Block P2P seems like mission impossible
I have one machine running Pfsense it´s working as gateway and also doing the PPPoe connecting to my ISP.(wan PPPoe)
I am trying to block all P2P(all is very hard but at least the most common) ,i am using snort and i checked the snort rulles and the correct ports to block are configured ad block offenders is enable.But it does not block everything it blocks the P2P Upload (in the emule case) but it does not block the download. >:(
I allready read somewhere in the forum that some P2P use also htttp does this mean it's a mission impossible to compleatly block it. ???
you could proxy the http connections, that should block out the p2p apps trying to use that port, or you could write something like Checkpoints Smartdefense for pfsense ;)
There's no way to completely block P2P, even if we did have something like CheckPoint SmartDefense, because a lot of P2P apps now can encrypt their traffic and run over common ports, so it looks no different from say HTTPS or a VPN connection.
The unencrypted ones should be blockable with snort, but I'm not familiar with that.
The snort package has some p2p detection rules. In combination with the block offenders checkbox you can shut some of this traffic down (unless it's using the "stealth" techniques cmb already mentioned).

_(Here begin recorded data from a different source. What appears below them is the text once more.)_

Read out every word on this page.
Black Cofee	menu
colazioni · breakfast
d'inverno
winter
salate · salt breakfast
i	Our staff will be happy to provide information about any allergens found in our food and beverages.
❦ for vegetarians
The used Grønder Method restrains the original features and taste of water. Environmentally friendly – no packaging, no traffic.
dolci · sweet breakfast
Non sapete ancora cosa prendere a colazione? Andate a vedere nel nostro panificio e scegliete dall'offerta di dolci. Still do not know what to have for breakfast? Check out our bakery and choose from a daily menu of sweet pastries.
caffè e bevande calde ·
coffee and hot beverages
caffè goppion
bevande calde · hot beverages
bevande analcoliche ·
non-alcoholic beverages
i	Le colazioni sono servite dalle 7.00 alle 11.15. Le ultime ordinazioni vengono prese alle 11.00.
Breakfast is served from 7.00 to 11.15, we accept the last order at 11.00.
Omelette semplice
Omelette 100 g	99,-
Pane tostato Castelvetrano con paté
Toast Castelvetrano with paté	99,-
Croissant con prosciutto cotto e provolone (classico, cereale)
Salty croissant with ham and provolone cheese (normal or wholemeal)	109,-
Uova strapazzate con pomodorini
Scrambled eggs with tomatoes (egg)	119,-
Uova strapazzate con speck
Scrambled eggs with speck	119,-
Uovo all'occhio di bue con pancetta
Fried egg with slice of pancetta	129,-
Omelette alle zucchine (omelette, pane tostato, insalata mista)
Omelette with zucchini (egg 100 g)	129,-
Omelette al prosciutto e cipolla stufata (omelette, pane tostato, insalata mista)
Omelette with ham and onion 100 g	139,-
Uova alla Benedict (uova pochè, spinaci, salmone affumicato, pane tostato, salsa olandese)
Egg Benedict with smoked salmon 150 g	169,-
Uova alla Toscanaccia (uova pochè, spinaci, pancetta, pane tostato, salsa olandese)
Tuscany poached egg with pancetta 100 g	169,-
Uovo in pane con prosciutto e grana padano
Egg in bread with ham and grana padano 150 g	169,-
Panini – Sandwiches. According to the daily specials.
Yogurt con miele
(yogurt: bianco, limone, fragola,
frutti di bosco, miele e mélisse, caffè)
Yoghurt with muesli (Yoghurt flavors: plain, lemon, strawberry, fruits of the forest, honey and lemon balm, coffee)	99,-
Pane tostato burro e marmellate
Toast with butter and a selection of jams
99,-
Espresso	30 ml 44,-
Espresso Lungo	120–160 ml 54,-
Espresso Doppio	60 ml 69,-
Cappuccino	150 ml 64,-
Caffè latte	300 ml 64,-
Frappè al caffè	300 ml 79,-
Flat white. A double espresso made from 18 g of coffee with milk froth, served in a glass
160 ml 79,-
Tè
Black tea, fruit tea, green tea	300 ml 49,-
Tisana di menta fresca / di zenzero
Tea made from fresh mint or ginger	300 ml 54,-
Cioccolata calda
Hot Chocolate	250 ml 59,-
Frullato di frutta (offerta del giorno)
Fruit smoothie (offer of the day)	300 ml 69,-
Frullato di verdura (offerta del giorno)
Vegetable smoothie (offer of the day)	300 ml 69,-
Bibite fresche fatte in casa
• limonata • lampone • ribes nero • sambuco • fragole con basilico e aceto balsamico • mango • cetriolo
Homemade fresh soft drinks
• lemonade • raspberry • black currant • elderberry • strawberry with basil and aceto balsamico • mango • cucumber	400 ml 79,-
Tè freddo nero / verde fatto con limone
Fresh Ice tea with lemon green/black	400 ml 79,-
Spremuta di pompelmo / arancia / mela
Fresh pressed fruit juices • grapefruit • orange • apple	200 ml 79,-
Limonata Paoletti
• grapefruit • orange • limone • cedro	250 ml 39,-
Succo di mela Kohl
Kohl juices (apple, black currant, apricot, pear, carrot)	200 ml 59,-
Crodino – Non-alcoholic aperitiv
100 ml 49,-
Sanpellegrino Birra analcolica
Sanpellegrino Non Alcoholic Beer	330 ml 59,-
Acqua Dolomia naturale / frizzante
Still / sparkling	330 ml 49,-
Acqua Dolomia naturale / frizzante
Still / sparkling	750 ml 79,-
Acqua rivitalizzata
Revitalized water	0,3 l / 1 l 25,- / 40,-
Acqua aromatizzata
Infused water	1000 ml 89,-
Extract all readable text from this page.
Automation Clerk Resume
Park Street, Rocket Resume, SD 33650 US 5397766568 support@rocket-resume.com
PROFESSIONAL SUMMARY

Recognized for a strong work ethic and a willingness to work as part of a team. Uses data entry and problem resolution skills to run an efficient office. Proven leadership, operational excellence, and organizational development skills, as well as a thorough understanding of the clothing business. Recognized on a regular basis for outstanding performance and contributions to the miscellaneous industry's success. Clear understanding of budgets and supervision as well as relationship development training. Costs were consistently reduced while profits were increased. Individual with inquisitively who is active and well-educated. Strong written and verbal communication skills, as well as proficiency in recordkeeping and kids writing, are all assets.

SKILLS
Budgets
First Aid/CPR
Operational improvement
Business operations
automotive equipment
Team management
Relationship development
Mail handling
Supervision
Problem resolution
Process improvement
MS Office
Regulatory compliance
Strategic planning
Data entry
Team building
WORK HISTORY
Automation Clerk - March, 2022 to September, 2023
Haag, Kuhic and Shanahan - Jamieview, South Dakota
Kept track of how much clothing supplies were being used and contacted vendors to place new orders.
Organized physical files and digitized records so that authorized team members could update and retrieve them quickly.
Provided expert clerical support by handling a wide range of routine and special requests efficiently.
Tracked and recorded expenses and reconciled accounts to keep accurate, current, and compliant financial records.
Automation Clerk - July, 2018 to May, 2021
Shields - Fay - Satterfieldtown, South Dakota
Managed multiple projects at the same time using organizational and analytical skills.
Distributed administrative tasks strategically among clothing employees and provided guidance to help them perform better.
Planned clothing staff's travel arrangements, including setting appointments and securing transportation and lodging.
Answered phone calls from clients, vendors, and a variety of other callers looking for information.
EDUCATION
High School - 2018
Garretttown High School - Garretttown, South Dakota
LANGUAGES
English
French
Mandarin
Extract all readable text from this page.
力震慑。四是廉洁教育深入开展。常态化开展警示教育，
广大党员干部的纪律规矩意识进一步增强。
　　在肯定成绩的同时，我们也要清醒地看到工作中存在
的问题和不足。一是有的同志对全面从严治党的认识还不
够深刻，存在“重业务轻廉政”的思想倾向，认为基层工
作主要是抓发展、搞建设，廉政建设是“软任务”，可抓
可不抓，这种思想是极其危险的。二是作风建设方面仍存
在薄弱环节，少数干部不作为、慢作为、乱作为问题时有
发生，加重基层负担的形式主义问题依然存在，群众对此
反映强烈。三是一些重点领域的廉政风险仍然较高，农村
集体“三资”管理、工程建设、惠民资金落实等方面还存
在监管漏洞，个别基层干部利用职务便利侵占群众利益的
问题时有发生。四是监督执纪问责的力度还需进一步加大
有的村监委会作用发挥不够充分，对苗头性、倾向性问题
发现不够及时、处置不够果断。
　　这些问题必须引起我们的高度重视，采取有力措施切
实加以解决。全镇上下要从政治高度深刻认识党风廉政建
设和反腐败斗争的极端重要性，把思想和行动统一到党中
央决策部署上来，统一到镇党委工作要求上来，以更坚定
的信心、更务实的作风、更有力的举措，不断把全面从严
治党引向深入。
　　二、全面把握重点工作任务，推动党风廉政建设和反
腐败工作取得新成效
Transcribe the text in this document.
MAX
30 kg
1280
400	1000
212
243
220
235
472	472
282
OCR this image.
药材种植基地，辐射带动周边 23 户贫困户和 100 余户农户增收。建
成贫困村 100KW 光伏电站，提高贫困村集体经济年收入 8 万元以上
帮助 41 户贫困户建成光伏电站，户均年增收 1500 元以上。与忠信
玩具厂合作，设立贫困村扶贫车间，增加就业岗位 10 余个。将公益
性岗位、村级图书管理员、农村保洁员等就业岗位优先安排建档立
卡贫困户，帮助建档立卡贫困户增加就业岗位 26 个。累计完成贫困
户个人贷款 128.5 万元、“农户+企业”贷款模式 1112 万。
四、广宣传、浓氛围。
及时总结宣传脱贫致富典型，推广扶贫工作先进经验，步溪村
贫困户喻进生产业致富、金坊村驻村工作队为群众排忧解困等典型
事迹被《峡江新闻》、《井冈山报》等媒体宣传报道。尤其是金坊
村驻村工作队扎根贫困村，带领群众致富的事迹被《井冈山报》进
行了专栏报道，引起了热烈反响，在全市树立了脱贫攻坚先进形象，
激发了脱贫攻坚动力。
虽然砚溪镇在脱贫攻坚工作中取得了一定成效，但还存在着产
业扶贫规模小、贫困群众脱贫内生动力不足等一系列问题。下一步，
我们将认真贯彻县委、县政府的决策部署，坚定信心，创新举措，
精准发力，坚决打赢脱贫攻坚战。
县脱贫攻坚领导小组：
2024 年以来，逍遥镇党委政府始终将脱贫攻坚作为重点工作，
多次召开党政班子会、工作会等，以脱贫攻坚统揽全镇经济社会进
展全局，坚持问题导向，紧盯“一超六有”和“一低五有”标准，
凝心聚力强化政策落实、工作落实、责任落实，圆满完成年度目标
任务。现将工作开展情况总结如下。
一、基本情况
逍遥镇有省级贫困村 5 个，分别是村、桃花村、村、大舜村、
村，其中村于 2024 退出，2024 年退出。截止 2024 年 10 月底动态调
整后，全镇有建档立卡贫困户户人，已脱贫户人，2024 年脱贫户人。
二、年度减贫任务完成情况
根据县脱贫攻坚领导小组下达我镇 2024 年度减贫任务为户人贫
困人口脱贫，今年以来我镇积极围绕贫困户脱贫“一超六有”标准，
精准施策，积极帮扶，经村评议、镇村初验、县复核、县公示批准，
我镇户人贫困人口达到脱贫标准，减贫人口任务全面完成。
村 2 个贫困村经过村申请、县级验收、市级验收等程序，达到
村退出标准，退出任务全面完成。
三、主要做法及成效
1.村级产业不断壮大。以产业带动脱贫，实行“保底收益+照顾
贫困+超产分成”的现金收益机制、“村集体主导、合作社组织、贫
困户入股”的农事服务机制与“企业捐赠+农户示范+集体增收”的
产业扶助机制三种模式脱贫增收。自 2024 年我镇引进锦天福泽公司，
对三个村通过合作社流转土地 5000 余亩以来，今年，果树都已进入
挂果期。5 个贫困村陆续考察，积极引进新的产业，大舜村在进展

I have tried to use snort to block p2p but often the first ip in the alert is my wan IP. (which is white listed) Is it possible to have snort block both IPs in the alert?
Have you looked into a packet shaping appliance. I'm not sure if you want to spend much money, but shaping can at least help control P2P. You can get something like a netequalizer for a few thousand dollars.
We don't want to slowdown the p2p we want to stop the most common apps from working at all. It seems that snort would be perfect for this if only it could be set to block both the src and dst ips when an alert is generated.
using traffic quota for every user, and if the traffic exceed the quota then his internet will be blocked or slow down to minimum bandwidth.